— Вот как это можно объяснить. Хитроумный и осторожный долацкий священник, о котором я вам говорил, обладающий здравым смыслом и знающий жизнь, в прошлое воскресенье произнес в долацкой церкви проповедь. Как передавал мне наш телохранитель-католик, священник рассказывал об одном праведном монахе, на днях умершем в Фойницком монастыре. Если этот монах и не был святым, то находился в непосредственном общении со святыми, и каждую ночь, что священнику достоверно известно, ангел приносил ему письмо от какого-нибудь святого или даже от самой богородицы.
— Вы еще не знаете ханжества этих людей.
— Хорошо, назовем это ханжеством, но ведь это слово ничего не объясняет.
Давиль, «разумно и умеренно либеральный», не любил даже самых невинных разговоров на религиозные темы.
— Именно этим все и объясняется, — настаивал Давиль слегка язвительно. — Почему наши священники не проповедуют подобных вещей?
— Потому, господин Давиль, что мы не живем в подобных условиях. Воображаю, что бы мы проповедовали, живи мы, как живут здешние христиане вот уже три столетия. Ни на земле, ни на небесах не хватило бы чудес для нашего религиозного арсенала в борьбе с захватчиками-турками. Уверяю вас, что чем внимательнее я присматриваюсь и прислушиваюсь к этому народу, тем яснее вижу, как мы ошибаемся, когда, покоряя Европу страну за страной, всюду стараемся внедрить наши понятия, наш строгий и исключительно рассудочный образ жизни и поведения. Этот натиск представляется мне все более напрасным и бессмысленным, ибо глупо пытаться устранить злоупотребления и предрассудки, если не имеешь ни силы, ни возможности устранить породившие их причины.
— Это бы далеко нас завело, — перебил Давиль своего чиновника. — Не беспокойтесь, есть люди, которые и об этом думают.
Консул встал и нетерпеливо и резко позвонил, чтобы убирали со стола.
Стоило Дефоссе с присущей ему искренностью и свободой, не зависящими от его сознания, которым Давиль втайне завидовал, начать критиковать императорский режим, как консула передергивало и он терял выдержку и терпение. Он не мог спокойно выслушивать постороннюю критику именно потому, что сам колебался и был полон сомнений, сам себе в том не признаваясь. Казалось, молодой человек, беззаботный и неосмотрительный, касался пальцем самого больного места, которое он не только хотел скрыть от всех, но по мере сил и сам забыть о нем.

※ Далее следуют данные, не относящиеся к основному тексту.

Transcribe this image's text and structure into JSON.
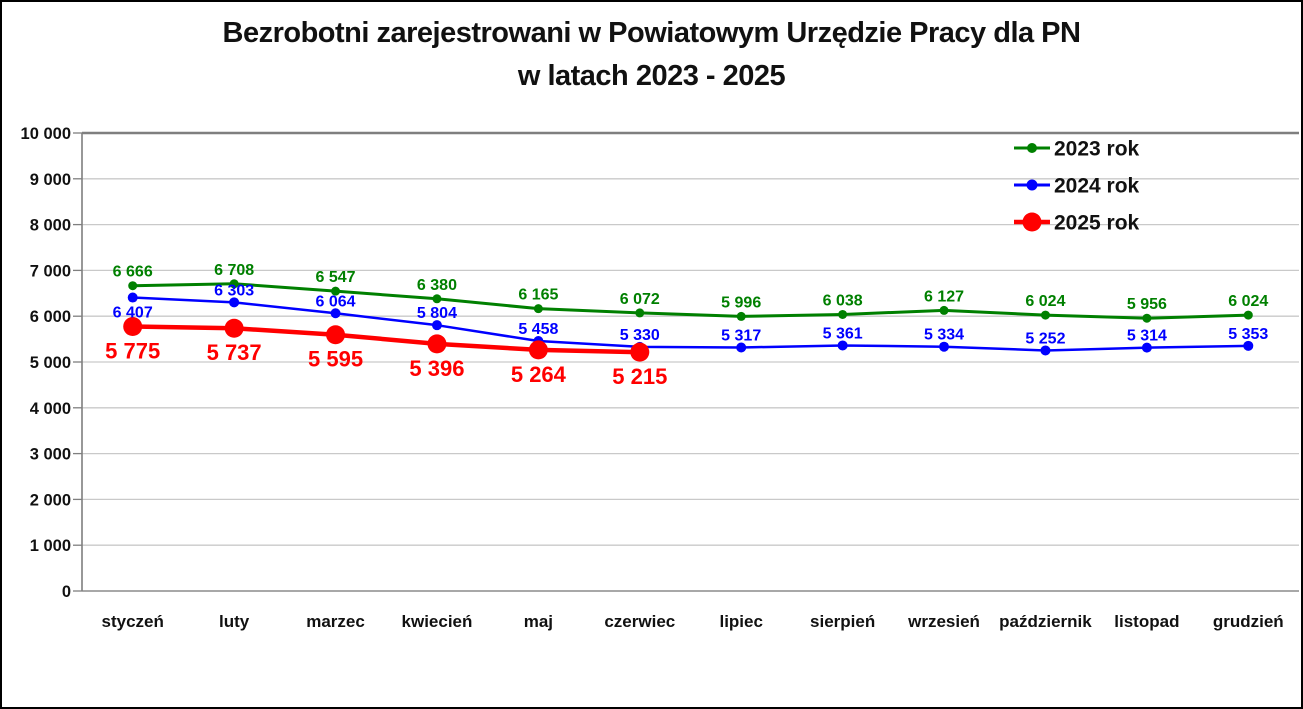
{
  "window": {
    "background": "#ffffff",
    "frame_border_color": "#000000"
  },
  "title": {
    "line1": "Bezrobotni zarejestrowani w Powiatowym Urzędzie Pracy dla PN",
    "line2": "w latach 2023 - 2025"
  },
  "chart_data": {
    "type": "line",
    "title": "Bezrobotni zarejestrowani w Powiatowym Urzędzie Pracy dla PN w latach 2023 - 2025",
    "categories": [
      "styczeń",
      "luty",
      "marzec",
      "kwiecień",
      "maj",
      "czerwiec",
      "lipiec",
      "sierpień",
      "wrzesień",
      "październik",
      "listopad",
      "grudzień"
    ],
    "series": [
      {
        "name": "2023 rok",
        "color": "#008000",
        "values": [
          6666,
          6708,
          6547,
          6380,
          6165,
          6072,
          5996,
          6038,
          6127,
          6024,
          5956,
          6024
        ],
        "label_position": "above"
      },
      {
        "name": "2024 rok",
        "color": "#0000ff",
        "values": [
          6407,
          6303,
          6064,
          5804,
          5458,
          5330,
          5317,
          5361,
          5334,
          5252,
          5314,
          5353
        ],
        "label_position": "above",
        "label_position_overrides": {
          "0": "below"
        }
      },
      {
        "name": "2025 rok",
        "color": "#ff0000",
        "values": [
          5775,
          5737,
          5595,
          5396,
          5264,
          5215
        ],
        "label_position": "below"
      }
    ],
    "ylim": [
      0,
      10000
    ],
    "ytick_step": 1000,
    "ytick_labels": [
      "0",
      "1 000",
      "2 000",
      "3 000",
      "4 000",
      "5 000",
      "6 000",
      "7 000",
      "8 000",
      "9 000",
      "10 000"
    ],
    "grid": true,
    "gridline_color": "#c9c9c9",
    "axis_color": "#7f7f7f",
    "legend": {
      "position": "top-right",
      "entries": [
        "2023 rok",
        "2024 rok",
        "2025 rok"
      ]
    }
  }
}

О литературе Давиль тоже не мог разговаривать с Дефоссе, а еще меньше о своих произведениях.
В этом отношении Давиль был наиболее чувствителен. С тех пор как он себя помнил, он всегда замышлял какие-то произведения, отшлифовывал стихи и придумывал ситуации. Лет десять назад он был одно время редактором литературного отдела в «Moniteur», посещал заседания литературных обществ и салоны. Все это он бросил, когда поступил в министерство иностранных дел и уехал на Мальту в качестве поверенного в делах, а потом в Неаполь, но к литературным занятиям пристрастился.

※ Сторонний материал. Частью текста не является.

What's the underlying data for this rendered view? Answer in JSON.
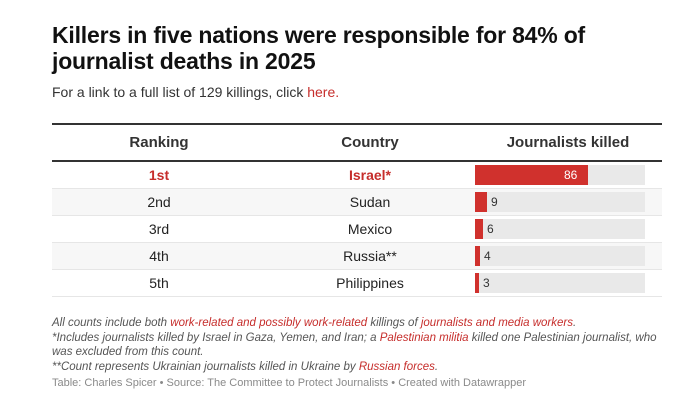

Стихи, которые Давиль иногда помещал в газетах или, каллиграфически переписав, посылал высокопоставленным особам, начальству и друзьям, были не хуже и не лучше тысяч современных поэтических произведений. Давиль называл себя «убежденным учеником великого Буало»[19] и в статьях, которых никто и не думал опровергать, решительно отстаивал строгое классическое направление, защищая поэзию от чрезмерного влияния воображения, от поэтических дерзаний и духовного хаоса. Вдохновение необходимо, повторял Давиль в своих статьях, но оно должно подчиняться разуму и здравому смыслу, без которых нет и не может быть художественного произведения. Давиль столь усиленно подчеркивал эти принципы, что у читателя создавалось впечатление, будто его больше интересует порядок и строгий размер, чем сама поэзия, словно поэт и поэзия им все время угрожают и их надо всемерно оберегать и защищать. Образцом для Давиля из современных поэтов был Делиль (Jacques Delille), автор «Садов» и переводчик Вергилия[20]. В защиту его поэзии Давиль написал ряд статей в «Moniteur», на которые никто не обратил особого внимания, не хвалил и не оспаривал.